Data from the Pediatric Epilepsy Learning Healthcare System suggest that a variety of factors—including age, preference, insurance, and demographics—affect physician selection of antiseizure medications, with little standardization among this population.
Alan Wu, MS
New data from an analysis of prescribing patterns for young children with epilepsy suggest that there is little standardization in first antiseizure medication (ASM) selection for this population, with drivers of the decision influenced by age, physician preference, insurance status, and race/ethnicity.1
Collected via the Pediatric Epilepsy Learning Healthcare System (PELHS), the data include electronic health record information from 17 centers from 2017 to 2020. The patient population consisted of children with a first prescription of an ASM and a diagnosis of epilepsy before the age of 5 years.
The data were presented in a poster by Alan Wu, MS, a research biostatistician in the Division of Biostatistics and Epidemiology at Weill Cornell Medicine, at the 2022 American Epilepsy Society Annual Meeting, held December 2 to 6, in Nashville, Tennessee. “These data highlight the need for comparative effectiveness research to understand if variations in prescribing practices are linked to variations in outcomes,” Wu and colleagues concluded. They noted that additional efforts are underway currently to incorporate clinical drivers of ASM selection into the model, including seizure type, seizure burden, etiology, and comorbidity profile.
All told, the top 4 medicines that were prescribed as first ASMs were levetiracetam (n = 5358; median age, 2.6 years [IQR, 1.4-3.8]; 43% girls), clobazam (n = 496; median age, 2.9 years [IQR, 1.7-3.9]; 47% girls), oxcarbazepine (n = 1458; median age, 3.3 years [IQR, 2.2-4.2]; 44% girls), and phenobarbital (n = 5358; median age, 2.6 years [IQR, 0.1-1.2]; 42% girls). The remaining 1663 individuals (median age, 3.4 years [IQR, 1.8-4.3]; 43% girls) were treated with other medications, which included zonisamide, topiramate, and valproate, among others.
Levetiracetam was notably more commonly prescribed for children with public only insurance (odds ratio [OR], 1.16; 95% CI, 1.01-1.34) and less commonly prescribed with mixed insurance (OR, 0.88; 95% CI, 0.77-1.0) compared with those with private insurance. Clobazam, on the other hand, was more commonly prescribed for those with mixed insurance (OR, 1.59; 95% CI, 1.19-2.14), as was phenobarbital (OR, 1.75; 95% CI, 1.23-2.51), compared with those with private insurance.
Regarding race and ethnicity, associations were observed with the selection of levetiracetam, with Black patients being more likely to be prescribed the ASM than White non-Hispanic patients (OR, 1.26; 95% CI, 1.1-1.44). Similar associations were observed for clobazam, which was less commonly prescribed for Black patients than White non-Hispanic patients (OR, 0.63; 95% CI, 0.45-0.86).
“Understanding variations in health care delivered to children with epilepsy is foundational to design comparative effectiveness studies and to develop initiatives to improve health equity,” Wu and colleagues wrote.

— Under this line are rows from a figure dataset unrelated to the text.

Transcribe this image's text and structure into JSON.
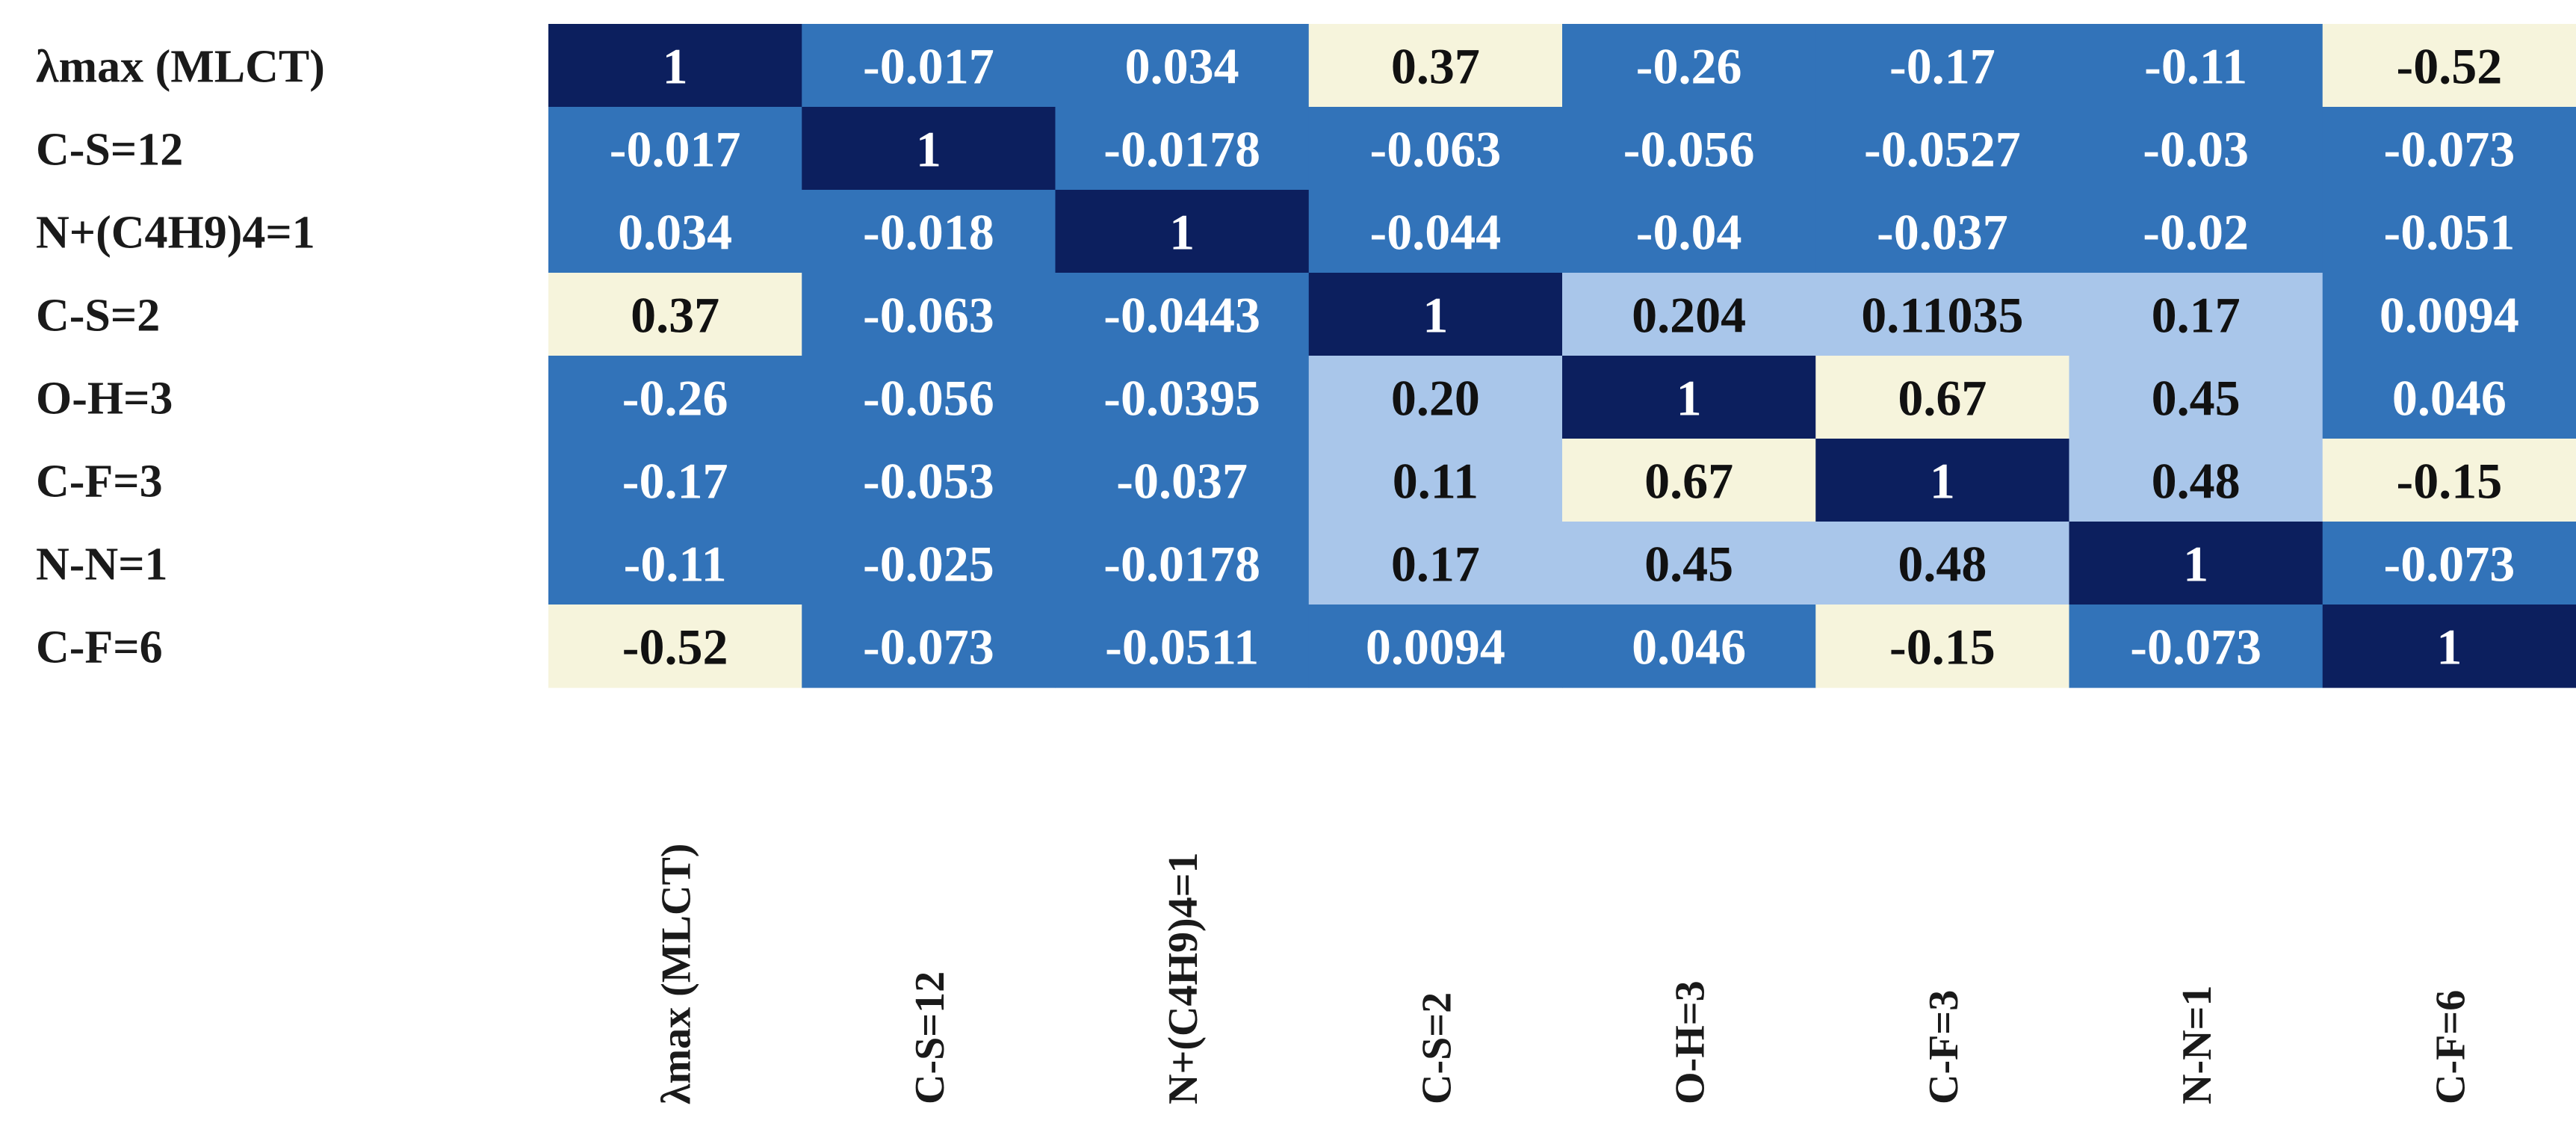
{
  "chart_data": {
    "type": "heatmap",
    "title": "",
    "row_labels": [
      "λmax (MLCT)",
      "C-S=12",
      "N+(C4H9)4=1",
      "C-S=2",
      "O-H=3",
      "C-F=3",
      "N-N=1",
      "C-F=6"
    ],
    "col_labels": [
      "λmax (MLCT)",
      "C-S=12",
      "N+(C4H9)4=1",
      "C-S=2",
      "O-H=3",
      "C-F=3",
      "N-N=1",
      "C-F=6"
    ],
    "values": [
      [
        "1",
        "-0.017",
        "0.034",
        "0.37",
        "-0.26",
        "-0.17",
        "-0.11",
        "-0.52"
      ],
      [
        "-0.017",
        "1",
        "-0.0178",
        "-0.063",
        "-0.056",
        "-0.0527",
        "-0.03",
        "-0.073"
      ],
      [
        "0.034",
        "-0.018",
        "1",
        "-0.044",
        "-0.04",
        "-0.037",
        "-0.02",
        "-0.051"
      ],
      [
        "0.37",
        "-0.063",
        "-0.0443",
        "1",
        "0.204",
        "0.11035",
        "0.17",
        "0.0094"
      ],
      [
        "-0.26",
        "-0.056",
        "-0.0395",
        "0.20",
        "1",
        "0.67",
        "0.45",
        "0.046"
      ],
      [
        "-0.17",
        "-0.053",
        "-0.037",
        "0.11",
        "0.67",
        "1",
        "0.48",
        "-0.15"
      ],
      [
        "-0.11",
        "-0.025",
        "-0.0178",
        "0.17",
        "0.45",
        "0.48",
        "1",
        "-0.073"
      ],
      [
        "-0.52",
        "-0.073",
        "-0.0511",
        "0.0094",
        "0.046",
        "-0.15",
        "-0.073",
        "1"
      ]
    ],
    "color_scale": [
      {
        "category": "diagonal",
        "fill": "#0c1f5e",
        "text": "#ffffff"
      },
      {
        "category": "moderate-positive",
        "fill": "#a9c6ea",
        "text": "#111111"
      },
      {
        "category": "near-zero",
        "fill": "#3273b9",
        "text": "#ffffff"
      },
      {
        "category": "strong-off-diagonal",
        "fill": "#f6f4dc",
        "text": "#111111"
      }
    ],
    "cell_categories": [
      [
        "diagonal",
        "near-zero",
        "near-zero",
        "strong-off-diagonal",
        "near-zero",
        "near-zero",
        "near-zero",
        "strong-off-diagonal"
      ],
      [
        "near-zero",
        "diagonal",
        "near-zero",
        "near-zero",
        "near-zero",
        "near-zero",
        "near-zero",
        "near-zero"
      ],
      [
        "near-zero",
        "near-zero",
        "diagonal",
        "near-zero",
        "near-zero",
        "near-zero",
        "near-zero",
        "near-zero"
      ],
      [
        "strong-off-diagonal",
        "near-zero",
        "near-zero",
        "diagonal",
        "moderate-positive",
        "moderate-positive",
        "moderate-positive",
        "near-zero"
      ],
      [
        "near-zero",
        "near-zero",
        "near-zero",
        "moderate-positive",
        "diagonal",
        "strong-off-diagonal",
        "moderate-positive",
        "near-zero"
      ],
      [
        "near-zero",
        "near-zero",
        "near-zero",
        "moderate-positive",
        "strong-off-diagonal",
        "diagonal",
        "moderate-positive",
        "strong-off-diagonal"
      ],
      [
        "near-zero",
        "near-zero",
        "near-zero",
        "moderate-positive",
        "moderate-positive",
        "moderate-positive",
        "diagonal",
        "near-zero"
      ],
      [
        "strong-off-diagonal",
        "near-zero",
        "near-zero",
        "near-zero",
        "near-zero",
        "strong-off-diagonal",
        "near-zero",
        "diagonal"
      ]
    ],
    "legend": "none",
    "grid": false
  }
}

Zachary Grinspan, MD, MS, a pediatric epilepsy specialist at Weill Cornell Medicine, in New York City, and a coauthor on the study alongside Wu et al, presented data from the PELHS earlier in the year which showed that the Pediatric Epilepsy Learning Healthcare System Quality of Life (PELHS-QOL-2) prompt is a valid HRQOL prompt for children with epilepsy, and can be used in clinical care as a way to consistently start conversations about quality of life with caregivers on the children with epilepsy.2
At the annual meeting, Grinspan told NeurologyLive® more about the creation of PELHS, saying, “Several of my colleagues and I realized that every time we see a patient with epilepsy, a child with epilepsy, there's an ocean of data that's created. We see the patient in the clinic, we write our notes, and we draw labs. Sometimes they come to the hospital, we get EEGs on them, we do MRIs, we get genetic testing. They go for surgery, etc, etc. And all that data is sitting in all of our centers isolated just for clinical care.”
“Clinical care is important, but we want to learn, we want to do better. We want to give the best possible care to our children, for every child that comes through the door. We realized that we should use this ocean [of data] to learn,” Grinspan said. “What we did is we founded the Pediatric Epilepsy Learning Healthcare System, with generous donations grants from the Pediatric Epilepsy Research Foundation, from our centers, and from some other sources. We now have a data coordinating center at Weill Cornell Medicine, in New York City. We have data from 18 centers around the country. They ship us these huge datasets with raw electronic health record data that we then ingest into our data coordinating center, process it, standardize it, and then use it to learn.”